Первое впечатление у меня было, что Вере Семеновне надоело вдовствовать, и у нее роман с Николаем Федоровичем. Он-то уж точно человек из ее круга. Так я про себя подумал тогда и больше про эту встречу не вспоминал.
Потом была короткая заметка в «Правде», а вслед за ней длинные статьи в «Известиях», «Труде» и целый разворот в «Литературке» — про разоблаченную группу расхитителей в сфере торговли. Группу возглавлял отец Наташки-маленькой. Он сразу во всем признался, что неудивительно, потому что при обыске у него нашли много сотен тысяч рублей наличными, всякие украшения из золота и драгоценных камней, а на даче, под яблоней, закопанную трехлитровую банку с иностранной валютой. Суд состоялся через неделю после Пасхи, и его и еще троих вместе с ним приговорили к высшей мере наказания, а остальных расхитителей — к длительным срокам тюремного заключения.
Вот тут-то я понял сразу две вещи. Что Вера Семеновна, когда она говорила про торгашей и обслугу, общение с которыми наверняка погубит Фролыча, была совершенно права.
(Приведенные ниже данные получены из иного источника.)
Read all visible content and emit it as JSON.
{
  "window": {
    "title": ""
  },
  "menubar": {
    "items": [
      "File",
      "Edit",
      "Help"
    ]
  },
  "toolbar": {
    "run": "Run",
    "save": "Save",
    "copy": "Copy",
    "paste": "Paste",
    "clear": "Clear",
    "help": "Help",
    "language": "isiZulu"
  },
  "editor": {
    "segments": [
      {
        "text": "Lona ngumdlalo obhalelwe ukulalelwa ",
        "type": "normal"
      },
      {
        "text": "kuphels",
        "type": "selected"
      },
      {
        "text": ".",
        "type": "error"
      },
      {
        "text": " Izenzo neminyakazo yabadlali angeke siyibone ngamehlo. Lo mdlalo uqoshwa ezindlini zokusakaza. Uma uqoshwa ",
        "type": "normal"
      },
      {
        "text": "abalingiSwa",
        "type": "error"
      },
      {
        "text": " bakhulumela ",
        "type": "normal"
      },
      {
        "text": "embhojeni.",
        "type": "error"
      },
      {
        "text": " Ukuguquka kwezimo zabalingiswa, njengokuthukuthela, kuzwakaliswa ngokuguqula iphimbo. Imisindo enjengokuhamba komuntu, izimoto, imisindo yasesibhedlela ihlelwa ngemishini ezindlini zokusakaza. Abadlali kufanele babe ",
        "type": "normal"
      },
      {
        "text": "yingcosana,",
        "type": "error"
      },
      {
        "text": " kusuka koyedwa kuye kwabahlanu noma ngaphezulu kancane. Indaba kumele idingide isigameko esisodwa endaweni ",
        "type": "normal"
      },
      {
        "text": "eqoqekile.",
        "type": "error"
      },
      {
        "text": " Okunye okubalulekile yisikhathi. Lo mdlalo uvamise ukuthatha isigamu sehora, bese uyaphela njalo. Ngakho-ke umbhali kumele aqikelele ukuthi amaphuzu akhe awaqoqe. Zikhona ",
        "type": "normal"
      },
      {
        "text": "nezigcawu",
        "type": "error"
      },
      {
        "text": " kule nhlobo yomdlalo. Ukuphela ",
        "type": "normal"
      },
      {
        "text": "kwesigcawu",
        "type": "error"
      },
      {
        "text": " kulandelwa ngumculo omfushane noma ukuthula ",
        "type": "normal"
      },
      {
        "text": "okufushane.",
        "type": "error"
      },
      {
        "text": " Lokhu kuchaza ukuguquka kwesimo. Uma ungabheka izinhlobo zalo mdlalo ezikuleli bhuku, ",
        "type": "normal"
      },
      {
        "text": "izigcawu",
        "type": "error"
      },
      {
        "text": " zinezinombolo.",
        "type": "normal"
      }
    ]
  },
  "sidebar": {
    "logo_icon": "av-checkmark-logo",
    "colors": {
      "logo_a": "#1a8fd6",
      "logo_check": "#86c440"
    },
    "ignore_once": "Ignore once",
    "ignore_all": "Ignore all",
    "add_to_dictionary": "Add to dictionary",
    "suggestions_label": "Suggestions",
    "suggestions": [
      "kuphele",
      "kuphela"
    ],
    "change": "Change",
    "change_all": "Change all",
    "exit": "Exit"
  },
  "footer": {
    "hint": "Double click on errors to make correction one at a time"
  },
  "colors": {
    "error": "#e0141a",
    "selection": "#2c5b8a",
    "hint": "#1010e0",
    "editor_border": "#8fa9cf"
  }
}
А второе: мне как-то сразу стал понятен подлинный смысл засевшего у меня в голове слова «приманка» — Наташка-маленькая была очередным испытанием, заброшенным нам из внешнего мира, и если бы не Вера Семеновна с ее классовым чутьем, то этого испытания Фролыч мог бы и не выдержать.
Фролыч рассказывал мне потом, что даже после ареста расхитителей Наташка-маленькая все еще пыталась ему звонить и набивалась на встречу, но он проявил настоящую мужскую стойкость, а когда она без приглашения заявилась к нему домой, то он просто грубо послал ее куда подальше и захлопнул дверь прямо у нее перед носом.
Этот момент я, кстати, наблюдал — она вылетела из нашего подъезда как пробка из бутылки и бежала через двор, закрывая лицо руками.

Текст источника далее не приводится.